Spielberg recruits common sense in carving a blockbuster out of a book that delights in all things obscure. While the film is a lot simpler in terms of theme and tone, it makes up with its ability to enchant from start to finish. Its characters may be less complex than the novel's, but they at least have a definite sense of humor.
Spielberg has a flair for spectacle and melodrama. More importantly, he aims to please the masses and not just a certain niche, and he goes for the common denominator. He has Cline's characters go through their quest revealing artifacts that are exactly what the nostalgia-hungry moviegoers of 2018 want. They want Chucky on a stabbing spree. They want the Iron Giant battling kaiju.
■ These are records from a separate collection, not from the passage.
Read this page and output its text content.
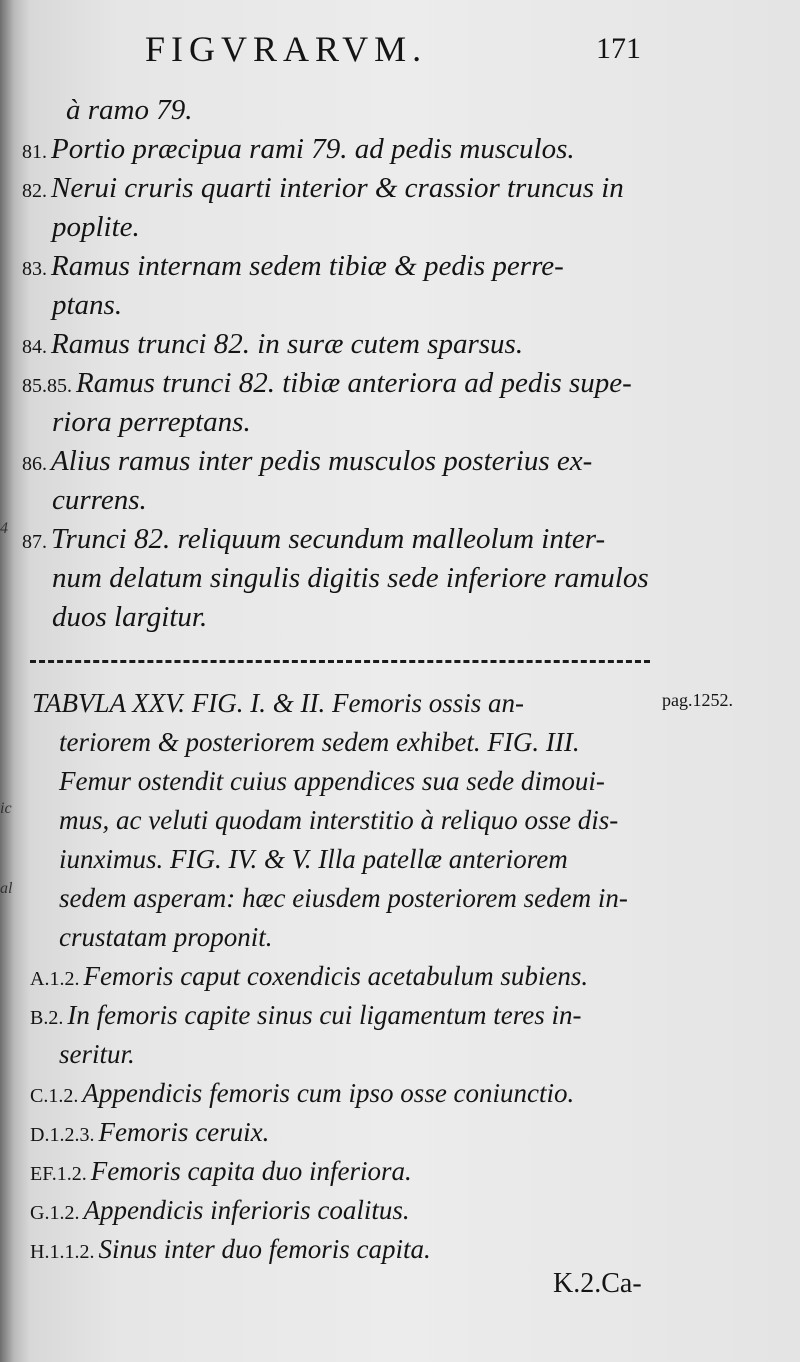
4
ic
al
FIGVRARVM.	171
à ramo 79.
81. Portio præcipua rami 79. ad pedis musculos.
82. Nerui cruris quarti interior & crassior truncus in
poplite.
83. Ramus internam sedem tibiæ & pedis perre-
ptans.
84. Ramus trunci 82. in suræ cutem sparsus.
85.85. Ramus trunci 82. tibiæ anteriora ad pedis supe-
riora perreptans.
86. Alius ramus inter pedis musculos posterius ex-
currens.
87. Trunci 82. reliquum secundum malleolum inter-
num delatum singulis digitis sede inferiore ramulos
duos largitur.
pag.1252.
TABVLA XXV. FIG. I. & II. Femoris ossis an-
teriorem & posteriorem sedem exhibet. FIG. III.
Femur ostendit cuius appendices sua sede dimoui-
mus, ac veluti quodam interstitio à reliquo osse dis-
iunximus. FIG. IV. & V. Illa patellæ anteriorem
sedem asperam: hæc eiusdem posteriorem sedem in-
crustatam proponit.
A.1.2. Femoris caput coxendicis acetabulum subiens.
B.2. In femoris capite sinus cui ligamentum teres in-
seritur.
C.1.2. Appendicis femoris cum ipso osse coniunctio.
D.1.2.3. Femoris ceruix.
EF.1.2. Femoris capita duo inferiora.
G.1.2. Appendicis inferioris coalitus.
H.1.1.2. Sinus inter duo femoris capita.
K.2.Ca-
Ready Player One satisfies as a treasure trove of what connects almost everyone as consumers of pop entertainment.
Butter, cheese, or barbecue
As a result of its stubborn refusal to surrender to the rigors of coming up with a faithful adaptation, Spielberg's film manages to be a silly but still top-notch adventure.
Ready Player One is popcorn entertainment that everyone can enjoy. This isn't one flavored with wasabi or some other strange taste that a select few will understand and take pleasure in. It is butter, cheese, or barbecue. It is bound to please everybody. – Rappler.com
Francis Joseph Cruz litigates for a living and writes about cinema for fun. The first Filipino movie he saw in the theaters was Carlo J. Caparas' Tirad Pass. Since then, he's been on a mission to find better memories with Philippine cinema.